The Energy Department’s Waste Isolation Pilot Plant (WIPP) near Carlsbad, N.M., received 311 shipments of defense transuranic waste during 2018.
May was the busiest month of the year, with 37 shipments. January, with two federal holidays and a two-week maintenance outage, was the slowest month in 2018 with only 14 shipments, according to a monthly summary from WIPP’s online database.
The disposal facility averaged 25.9 shipments per month and just shy of six shipments per week for the 52-week calendar year. (The Energy Department calculates its weekly shipment rate based on 42 weeks of receiving waste, which excludes holidays, weather-related delays, and a maintenance outage).
The Idaho National Laboratory was far and away the top shipper, with 243 in 2018. That was followed by 47 shipments from the Oak Ridge National Laboratory in Tennessee, 13 from Waste Control Specialists in Texas, five from the Los Alamos National Laboratory in New Mexico, two from Argonne National Laboratory in Illinois, and one from the Savannah River Site in South Carolina.
WIPP was closed for nearly three years after a February 2014 radiation release, and 2018 marked its first full year since reopening of receiving TRU waste shipments. It resumed taking shipments of waste from DOE generating sites in April 2017 and received 133 by the end of the year. The Energy Department projects roughly 400 shipments for 2019.
By comparison, WIPP took in 724 shipments in 2013, its last full year or operation prior to the accident. Energy Department Carlsbad Field Office Manager Todd Shrader does not expect anything close to those numbers before a new underground ventilation system goes into operation in fall 2021.

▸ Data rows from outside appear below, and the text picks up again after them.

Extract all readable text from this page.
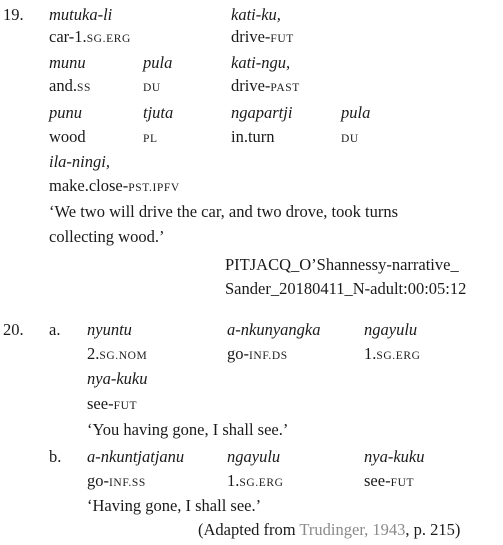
19. mutuka-li
car-1.SG.ERG
kati-ku,
drive-FUT
munu
and.SS
pula
DU
kati-ngu,
drive-PAST
punu
wood
tjuta
PL
ngapartji
in.turn
pula
DU
ila-ningi,
make.close-PST.IPFV
‘We two will drive the car, and two drove, took turns
collecting wood.’
PITJACQ_O’Shannessy-narrative_
Sander_20180411_N-adult:00:05:12
20. a. nyuntu
2.SG.NOM
a-nkunyangka
go-INF.DS
ngayulu
1.SG.ERG
nya-kuku
see-FUT
‘You having gone, I shall see.’
b. a-nkuntjatjanu
go-INF.SS
ngayulu
1.SG.ERG
nya-kuku
see-FUT
‘Having gone, I shall see.’
(Adapted from Trudinger, 1943, p. 215)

Approximately 97 percent of the anticipated contact-handled TRU waste expected to eventually find its way to WIPP will come from large quantity sites such as Hanford, Idaho, LANL, Oak Ridge and SRS, according to DOE’s recently released Annual Transuranic Waste Inventory Report for 2018. Likewise, about 95 percent of the more radioactive remote-handled TRU waste is expected to come from these sites.